CH Japan: The Artisans of Kyoto’s GO ON Collective

Our exploration of and partnerships with several local Japanese craftspeople

An exquisite window into Japan‘s heritage, Kyoto‘s gardens, shrines and temples draw in millions of visitors each year. For our CH Japan travel experience (as well as our CH Omakase gift box), Kyoto played an important role for a different reason: its GO ON collective. Young makers, representing the next generation in their family’s traditional craft, bound together to form GO ON. This collective aims to showcase traditional craft businesses in and near Kyoto and how they are evolving to both honor tradition and to create new opportunities. Together they represent a force for Japanese craft and are sharing it with a global audience.
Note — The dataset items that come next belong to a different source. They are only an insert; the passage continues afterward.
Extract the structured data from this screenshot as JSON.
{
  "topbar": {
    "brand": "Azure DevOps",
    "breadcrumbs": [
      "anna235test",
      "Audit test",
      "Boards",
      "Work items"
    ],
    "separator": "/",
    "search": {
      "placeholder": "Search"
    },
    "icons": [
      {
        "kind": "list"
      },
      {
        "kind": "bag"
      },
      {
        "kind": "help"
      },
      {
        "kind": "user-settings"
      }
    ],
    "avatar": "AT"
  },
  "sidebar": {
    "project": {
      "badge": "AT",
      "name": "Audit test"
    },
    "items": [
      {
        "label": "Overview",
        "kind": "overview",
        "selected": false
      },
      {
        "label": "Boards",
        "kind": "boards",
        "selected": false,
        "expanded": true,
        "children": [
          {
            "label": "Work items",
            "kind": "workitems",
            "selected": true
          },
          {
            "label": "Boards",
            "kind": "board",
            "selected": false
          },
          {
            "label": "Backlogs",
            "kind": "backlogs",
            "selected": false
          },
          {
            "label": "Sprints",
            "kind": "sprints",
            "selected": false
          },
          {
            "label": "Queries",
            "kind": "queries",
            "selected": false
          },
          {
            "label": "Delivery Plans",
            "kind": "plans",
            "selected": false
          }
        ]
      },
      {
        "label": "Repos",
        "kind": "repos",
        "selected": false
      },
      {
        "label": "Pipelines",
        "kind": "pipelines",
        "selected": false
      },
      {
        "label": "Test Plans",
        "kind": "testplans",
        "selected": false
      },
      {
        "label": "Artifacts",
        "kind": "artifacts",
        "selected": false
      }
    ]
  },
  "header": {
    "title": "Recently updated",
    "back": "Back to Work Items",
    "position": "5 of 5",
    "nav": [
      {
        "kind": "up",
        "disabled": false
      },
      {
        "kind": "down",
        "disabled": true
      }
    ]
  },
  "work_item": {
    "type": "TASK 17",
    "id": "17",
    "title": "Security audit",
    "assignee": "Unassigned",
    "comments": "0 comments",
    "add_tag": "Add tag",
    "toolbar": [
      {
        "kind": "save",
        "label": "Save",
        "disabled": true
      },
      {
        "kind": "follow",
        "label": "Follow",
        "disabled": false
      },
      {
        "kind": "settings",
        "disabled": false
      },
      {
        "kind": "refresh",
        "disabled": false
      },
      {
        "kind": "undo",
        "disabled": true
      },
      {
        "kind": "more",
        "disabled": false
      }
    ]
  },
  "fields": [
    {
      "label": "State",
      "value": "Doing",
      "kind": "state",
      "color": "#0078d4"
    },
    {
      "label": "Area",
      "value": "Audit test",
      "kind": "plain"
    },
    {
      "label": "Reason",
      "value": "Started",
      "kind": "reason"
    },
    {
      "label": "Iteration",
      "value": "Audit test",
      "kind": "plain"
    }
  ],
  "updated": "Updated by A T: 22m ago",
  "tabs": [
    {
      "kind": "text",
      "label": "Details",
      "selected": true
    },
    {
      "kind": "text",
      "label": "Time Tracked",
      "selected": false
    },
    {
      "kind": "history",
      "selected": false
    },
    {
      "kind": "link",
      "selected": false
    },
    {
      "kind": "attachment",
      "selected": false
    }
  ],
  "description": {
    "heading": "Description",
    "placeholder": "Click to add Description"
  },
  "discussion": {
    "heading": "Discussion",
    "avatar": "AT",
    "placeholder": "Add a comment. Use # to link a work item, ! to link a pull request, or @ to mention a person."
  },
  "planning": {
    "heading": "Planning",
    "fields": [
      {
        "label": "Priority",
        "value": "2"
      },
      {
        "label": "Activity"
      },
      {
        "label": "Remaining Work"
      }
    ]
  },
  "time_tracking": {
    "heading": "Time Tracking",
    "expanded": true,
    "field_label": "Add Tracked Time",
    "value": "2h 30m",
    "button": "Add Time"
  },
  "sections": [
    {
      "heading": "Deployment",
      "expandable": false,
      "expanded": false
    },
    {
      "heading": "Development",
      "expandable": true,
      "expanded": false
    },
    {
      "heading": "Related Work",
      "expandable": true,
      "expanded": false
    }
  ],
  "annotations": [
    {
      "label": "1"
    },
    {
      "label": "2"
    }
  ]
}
Masataka Hosoo, HOSOO; Housai Matsubayashi, Asahiyaki Ware; Takahiro Yagi, KAIKADO; CH founders Evan Orensten and Josh Rubin; Toru Tsuji, KANAAMI TSUJI; Tatsuyuki Kosuga, KOHCHOSAI KOSUGA; Shuji Nakagawa, Nakagawa Mokkougei

With this intention, they acknowledge that for local craft to survive anywhere it must find new markets everywhere. Not only did we bring our CH Japan guests to explore the following producers, we also developed limited edition products with many of them—to further their goal of international awareness.

Toru Tsuji at work

Kanaami Tsugi

Toru Tsuji is a second-generation wire net weaver who works with his father, Master Kenichi Tsuji. Their company, Kanaami Tsugi, produces tofu servers, tea strainers and other kitchen utensils. Different techniques—like kiku-dashi and kikko-ami—yield exquisite natural patterns, the former resembling chrysanthemum and the latter a tortoise shell. We asked Toru Tsuji to produce one of his iconic tea utensils in a first-ever collaboration with another GO ON member, Nakagawa Mokkouegi (who honed its beautiful wooden handle) in a blending of historic talents.

Asahiyaki

For more than 400 years, the family-run ceramics company Asahiyaki has produced cups, plates and bowls from clay that they’ve cured between 50 to 100 years. Matsubayashi Housai, the family’s 17th-generation potter, currently leads their production—building homewares from clay his grandfather collected from a nearby mountain. To visit was an exercise in beauty, patience and perfection. They only produce 2,000 or so pieces per year. With them, we developed a set that contains four of the company’s classic cups and a matcha bowl in exclusive, experimental colorways.

Masataka Hosoo

Hosoo

From their illustrious history to their brand new Kyoto flagshipHosoo continues to reimagine the use of traditional textiles, while incorporating techniques for the future. Superior quality defines the brand. Founded in 1688, the company became known for traditional Japanese three-dimensional weaving techniques. Today, their partnerships with the likes of Peter Marino Architect and Thom Browne—spearheaded by Masataka Hosoo, the brand director of HOSOO and former MIT Director’s Fellow—represent movements that will keep them relevant for centuries more.

Kaikado

Takahiro Yagi is the third generation to lead his family’s unique business, Kaikado. They are known for their handmade tea canisters, which create a vacuum seal when they gently close—a design they perfected. When holding the required tools and learning of their meticulous production, we understood the precision that goes into such a natural seal. We commissioned Kaikado to create a finish using our original CH Omakase pattern. This marks the first time they were able to precisely match a hand-engraved pattern and then cover it in lacquer, which adopts patina over time and with use.

Kohchosai Kosuga

Established in 1898, Kohchosai Kosuga taps into bamboo’s unending potential and crafts more than 1,000 different items from the material. Many traditional techniques are employed to make the products, but the brand is thoughtful in its adoption of modern methods, as well. All of their pieces are manufactured within their own studios, and they opened their first flagship in Kyoto in 2011, with the intention of bringing the dynamic beauty of bamboo closer to their customers.